Compassion really is an open…loving…unconditional curiosity about lifes appearances. Compassion is an innocence…a realisation of our inherent not knowing anything definitively. We can all have our ideas…perspectives and judgements from conditioned minds but nobody REALLY knows anything about the meaning of this great mystery; why things happen the way they happen; why people do the things they do.
Compassion enables us to be more open and flexible….it gives us room to learn more about ourselves…life and others….to then grow and evolve in wisdom and maturity. If we don’t cultivate a curiosity, a loving curiosity about appearances then we stay stuck in the old familiar/familial conditioned stimulus/reaction patterns.

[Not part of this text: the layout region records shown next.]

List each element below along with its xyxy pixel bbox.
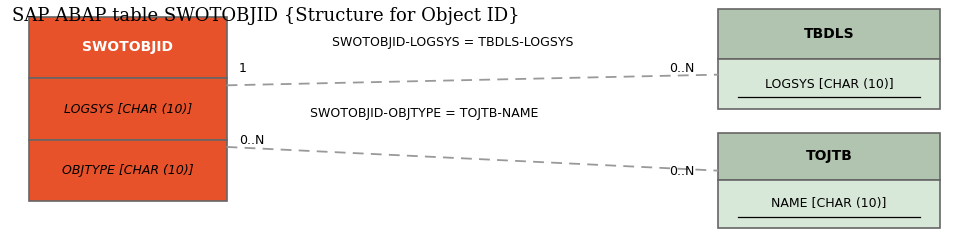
Text: TBDLS: TBDLS [804,27,854,41]
FancyBboxPatch shape [29,140,227,201]
FancyBboxPatch shape [718,133,940,180]
Text: TOJTB: TOJTB [806,149,852,164]
FancyBboxPatch shape [29,17,227,78]
Text: SWOTOBJID-LOGSYS = TBDLS-LOGSYS: SWOTOBJID-LOGSYS = TBDLS-LOGSYS [333,36,574,49]
Text: OBJTYPE [CHAR (10)]: OBJTYPE [CHAR (10)] [62,164,194,177]
Text: SWOTOBJID-OBJTYPE = TOJTB-NAME: SWOTOBJID-OBJTYPE = TOJTB-NAME [310,107,538,120]
FancyBboxPatch shape [718,59,940,109]
Text: NAME [CHAR (10)]: NAME [CHAR (10)] [771,197,887,210]
Text: 0..N: 0..N [239,134,264,147]
FancyBboxPatch shape [718,180,940,228]
Text: LOGSYS [CHAR (10)]: LOGSYS [CHAR (10)] [64,103,192,115]
Text: LOGSYS [CHAR (10)]: LOGSYS [CHAR (10)] [764,78,894,91]
Text: SWOTOBJID: SWOTOBJID [82,40,174,55]
Text: 0..N: 0..N [669,62,694,75]
FancyBboxPatch shape [29,78,227,140]
Text: SAP ABAP table SWOTOBJID {Structure for Object ID}: SAP ABAP table SWOTOBJID {Structure for … [12,7,520,25]
Text: 1: 1 [239,62,247,75]
Text: 0..N: 0..N [669,165,694,178]
FancyBboxPatch shape [718,9,940,59]
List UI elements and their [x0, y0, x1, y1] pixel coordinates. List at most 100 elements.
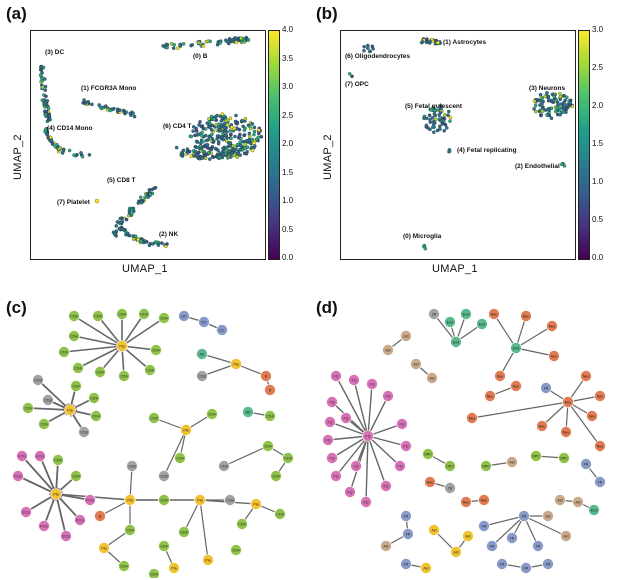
graph-node-label: Neu: [497, 375, 504, 379]
cluster-b-point: [208, 39, 212, 44]
graph-node-label: Neu: [469, 417, 476, 421]
graph-edge: [73, 315, 123, 347]
graph-edge: [21, 455, 57, 495]
graph-node-label: Neu: [597, 445, 604, 449]
graph-node: FQ: [340, 412, 352, 424]
cluster-dc-point: [48, 117, 52, 122]
graph-edge: [367, 435, 401, 467]
cluster-neuron-point: [547, 113, 552, 118]
graph-node-label: FR: [404, 563, 409, 567]
panel-label-b: (b): [316, 4, 338, 23]
cluster-neuron-point: [549, 116, 554, 120]
graph-edge: [327, 433, 369, 441]
cluster-cd4t-point: [247, 134, 252, 139]
graph-node: OPC: [480, 460, 492, 472]
cluster-cd4t-point: [211, 155, 216, 160]
graph-node-label: FQ: [334, 475, 339, 479]
graph-node: Neu: [536, 420, 548, 432]
cluster-label-a-7: (7) Platelet: [57, 199, 90, 206]
graph-node: FQ: [326, 452, 338, 464]
cluster-cd4t-point: [250, 148, 255, 153]
graph-node: Neu: [560, 426, 572, 438]
cluster-fq-point: [432, 112, 437, 116]
graph-node-label: Ast: [509, 461, 514, 465]
cluster-cd4t-point: [218, 128, 222, 133]
cluster-cd4t-point: [247, 131, 252, 136]
cluster-cd14-point: [87, 153, 92, 157]
graph-node: Neu: [494, 370, 506, 382]
graph-node-label: CD4: [146, 369, 153, 373]
cluster-cd4t-point: [203, 133, 208, 138]
cluster-dc-point: [43, 88, 48, 92]
graph-node: FR: [580, 458, 592, 470]
cluster-cd8t-point: [139, 200, 144, 204]
graph-edge: [471, 400, 569, 419]
graph-node-label: Neu: [583, 375, 590, 379]
graph-node: FQ: [324, 416, 336, 428]
graph-node-label: FR: [522, 515, 527, 519]
graph-node: FR: [506, 532, 518, 544]
graph-node: CD4: [144, 364, 156, 376]
cluster-cd4t-point: [229, 155, 233, 159]
cluster-cd4t-point: [180, 151, 185, 156]
cluster-fcgr3a-point: [118, 108, 122, 112]
cluster-neuron-point: [564, 105, 569, 110]
graph-node: CD4: [158, 312, 170, 324]
cluster-neuron-point: [540, 109, 545, 114]
graph-node-label: DC: [219, 329, 225, 333]
cluster-oligo-point: [362, 44, 366, 49]
graph-node: FR: [478, 520, 490, 532]
cluster-nk-point: [147, 243, 152, 248]
cluster-fq-point: [446, 113, 450, 117]
cluster-cd4t-point: [224, 133, 228, 137]
graph-node-label: FR: [482, 525, 487, 529]
graph-node-label: FR: [536, 545, 541, 549]
graph-node: CD4: [22, 402, 34, 414]
graph-node-label: CD4: [60, 351, 67, 355]
cluster-cd4t-point: [201, 126, 205, 131]
graph-node: CD4: [148, 568, 160, 578]
graph-node: FQ: [322, 434, 334, 446]
graph-node-label: CD4: [160, 317, 167, 321]
graph-edge: [201, 353, 237, 366]
cluster-fcgr3a-point: [108, 108, 112, 113]
cluster-cd4t-point: [204, 138, 209, 143]
cluster-fq-point: [432, 125, 436, 129]
cluster-cd8t-point: [124, 217, 129, 222]
graph-node-label: Ast: [383, 545, 388, 549]
graph-node-label: CD4: [74, 367, 81, 371]
cluster-cd4t-point: [235, 155, 240, 159]
graph-node: CD4: [118, 370, 130, 382]
graph-node: FR: [594, 476, 606, 488]
cluster-cd4t-point: [189, 154, 193, 158]
graph-node: CD4: [52, 454, 64, 466]
graph-node-label: FQ: [348, 491, 353, 495]
graph-node: Ast: [542, 510, 554, 522]
graph-node: CD8: [78, 426, 90, 438]
graph-node: CD4: [70, 380, 82, 392]
graph-node-label: CD8: [226, 499, 233, 503]
cluster-label-b-2: (2) Endothelial: [515, 163, 560, 170]
graph-node: CD4: [68, 310, 80, 322]
graph-node: CD8: [32, 374, 44, 386]
colorbar-a: [268, 30, 280, 260]
cluster-cd4t-point: [209, 147, 213, 152]
graph-node: Ast: [450, 546, 462, 558]
cluster-fr-point: [447, 148, 452, 152]
graph-node: FQ: [366, 378, 378, 390]
cluster-nk-point: [165, 242, 169, 246]
graph-edge: [367, 423, 403, 438]
graph-node-label: FQ: [364, 501, 369, 505]
cluster-cd14-point: [72, 153, 76, 157]
graph-node-label: Pla: [119, 345, 124, 349]
colorbar-tick-label: 1.0: [592, 177, 604, 186]
cluster-astro-point: [425, 37, 429, 41]
graph-node: End: [476, 318, 488, 330]
cluster-cd4t-point: [186, 151, 190, 155]
cluster-nk-point: [145, 240, 149, 244]
graph-node-label: Neu: [513, 385, 520, 389]
graph-node-label: CD4: [232, 549, 239, 553]
graph-node-label: Pla: [127, 499, 132, 503]
graph-node: CD4: [270, 470, 282, 482]
cluster-neuron-point: [558, 94, 563, 99]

Compassion is the loving curiosity that asks attentively within “I wonder why he says those things to me?”…or “I wonder why I always say those things when I feel that way?”..or ‘I wonder why I feel so afraid and guarded around him?”.it is an entirely different way of experiencing life…it is allowing innocent not knowing to create a space for a change in persective… instead of the usual angry rhetorical inner questioning of “Why does this always happen to me?”…”Why does he always make me feel bad about myself?”..you know what I mean…the accusitory tone that further reinforces the current ways of being…the current ‘stuck’ perspective.
When we cultivate a compassionate curiosity when we genuinely want to understand ourselves or others who may have hurt us then the answers will make their way in to our consciousness. When we have a genuine desire to understand so that we may expand our consciousness and glean the wisdom that will enable us to move forward in life; understanding will come.
It involves becoming quieter…creating a space between the usual stimulus/reaction loop – he said…she said…etc….or here we go again this always happens when….or whatever your particular triggers may be. It maybe that a brother or sister or friend or parent seems to make you feel angry or hostile or maybe you seem to make them angry or hostile….next time instead of just barricading yourself in awaiting the usual onslaught (which is only ever a reaction in our own mind – which then perpetuates the existing dynamic)) try cultivating compassionate curiosity…a ‘space of ‘not knowing’ anything…let the thoughts do their habitual thing but really stay present…just notice the subtleties and nuances in the conversation and in your body…notice if you tighten up in any areas…and if you do… stay curious…open and unconditionally present (compassionate) i.e be willing to bring a clear space with no preconceived ideas from the past…be willing to not already know anything about the other person or yourself.
Then if you feel tightness or discomfort in the body or you sense unease in the other…you can remain curious and open (compassionate) and ask yourself (quietly inside)…I wonder why I feel this or that feeling or sensation etc…then let the questions go…the answers will come when the time is right….compassion does not demand answers NOW!…these are psychological patterns and habits of lifetimes…they may take a while to be seen through.
We are the creators of every experience…albeit at the subconscious level of Being…:let’s bring those shadows into the light with love …understanding and compassion.
You see EVERY situation that occurs in life is teaching you about you…life is always for you…for your growth and evolution…..as you begin to cultivate a compassionate curiosity about why things are happening the way they are – instead of simply reacting in old resistant ways you begin to create space for new perceptions and perspectives to emerge….you create space to begin to perceive life through a clearer lens…you create space so that the wisdom that life is trying to teach you through the experience can be gleaned with less suffering.